Martin Schaub (1937–2003), ebenfalls promovierter Germanist, beginnt seine Karriere als Filmjournalist bei Martin Schlappner und der Neuen Zürcher Zeitung. Auch nach Schaubs Weggang arbeiten die beiden, die über Jahrzehnte im gleichen Haus an der Steinstrasse in Zürich leben, zum Teil an gemeinsamen Projekten, obwohl sie in der Öffentlichkeit eher als Antagonisten wahrgenommen werden. Schaub wechselt 1968 zum (damals politisch deutlich progressiven, «linken») Tages-Anzeiger, wo er später auch zu den Mitbegründern und Redaktoren des viel beachteten Tages-Anzeiger-Magazins gehört. Er wird zum eigentlichen Anwalt des Neuen Schweizer Films. Nicht nur, dass er viele der Filme seiner Altersgenossen und Altersgenossinnen (mit denen er teilweise auch freundschaftlich verbunden ist) bespricht, er lässt sie oft auch selber ausführlich zu Wort kommen. Im gemeinsam mit Schlappner verfassten Buch übernimmt er den Teil über den Neuen Schweizer Film.4 Neben seiner Tätigkeit für den Tages-Anzeiger publiziert er immer wieder in der Weltwoche und verschiedenen anderen in- und ausländischen Zeitungen und Zeitschriften, unter anderen in CINEMA, für das er zudem zehn Jahre lang editorisch tätig ist. Sein Hauptthema ist zunächst der Film, später schreibt er vermehrt über Fotografie und Kunst. Martin Schaub setzt sich nicht nur schreibend immer wieder mit dem Schweizer Film auseinander, er realisiert auch drei eigene Essayfilme: Sieben Briefe (1982), Suchlauf (1985) und Die Insel (1993). Im Jahre 2000 wird Schaub, wie Schlappner einige Jahre zuvor, von der Stadt Zürich für seine allgemeinen kulturellen Verdienste ausgezeichnet.

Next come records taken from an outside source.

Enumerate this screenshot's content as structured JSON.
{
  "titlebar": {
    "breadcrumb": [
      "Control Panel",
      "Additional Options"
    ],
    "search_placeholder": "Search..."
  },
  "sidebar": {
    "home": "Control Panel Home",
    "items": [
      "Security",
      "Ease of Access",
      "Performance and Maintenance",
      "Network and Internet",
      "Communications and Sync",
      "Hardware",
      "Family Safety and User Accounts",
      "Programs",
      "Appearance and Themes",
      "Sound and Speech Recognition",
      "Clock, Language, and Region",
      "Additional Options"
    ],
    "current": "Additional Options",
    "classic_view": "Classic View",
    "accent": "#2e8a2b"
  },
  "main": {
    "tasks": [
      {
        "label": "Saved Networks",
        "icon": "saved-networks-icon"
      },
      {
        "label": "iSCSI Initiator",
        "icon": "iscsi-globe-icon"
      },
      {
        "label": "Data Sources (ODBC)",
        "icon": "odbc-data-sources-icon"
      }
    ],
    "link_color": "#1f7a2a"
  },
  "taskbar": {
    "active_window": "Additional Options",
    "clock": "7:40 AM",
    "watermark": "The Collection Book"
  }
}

Der Neue Schweizer Film – Version Schlappner

Der erste explizite Hinweis darauf, dass sich im Schweizer Film nennenswert Neues tut, taucht in der Neuen Zürcher Zeitung in einem Artikel vom 3. Mai 1964 auf. Darin ist die Rede vom «jungen Schweizer Film».5 Die Erneuerung folgt auf eine lang andauernde Krise. Von einer fast zehnjährigen Stagnation des Schweizer Films und von der Gefahr, in eine fatale Krise zu schlittern, hat Martin Schlappner schon sechs Jahre früher in einem Artikel in der Neuen Zürcher Zeitung gesprochen (NZZ vom 21. Oktober 1958). In seiner präzisen Zustandsdiagnose macht er verschiedene Ursachen der Misere aus. Insbesondere stellt er fest, dass das alte Rezept, sich an literarisch bedeutende Stoffe zu halten, eine kritische Gegenwartsbetrachtung verhindert – womit das Filmschaffen an den Interessen eines sich verändernden Publikums vorbeiziele. Schlappner meint daher, dass der Schweizer Film gut daran täte, vermehrt individuelle Alltagsrealitäten zu thematisieren (NZZ vom 21. Oktober 1958). Bezeichnenderweise ist dieser frühe Artikel mit «Sonntag oder Alltag» betitelt.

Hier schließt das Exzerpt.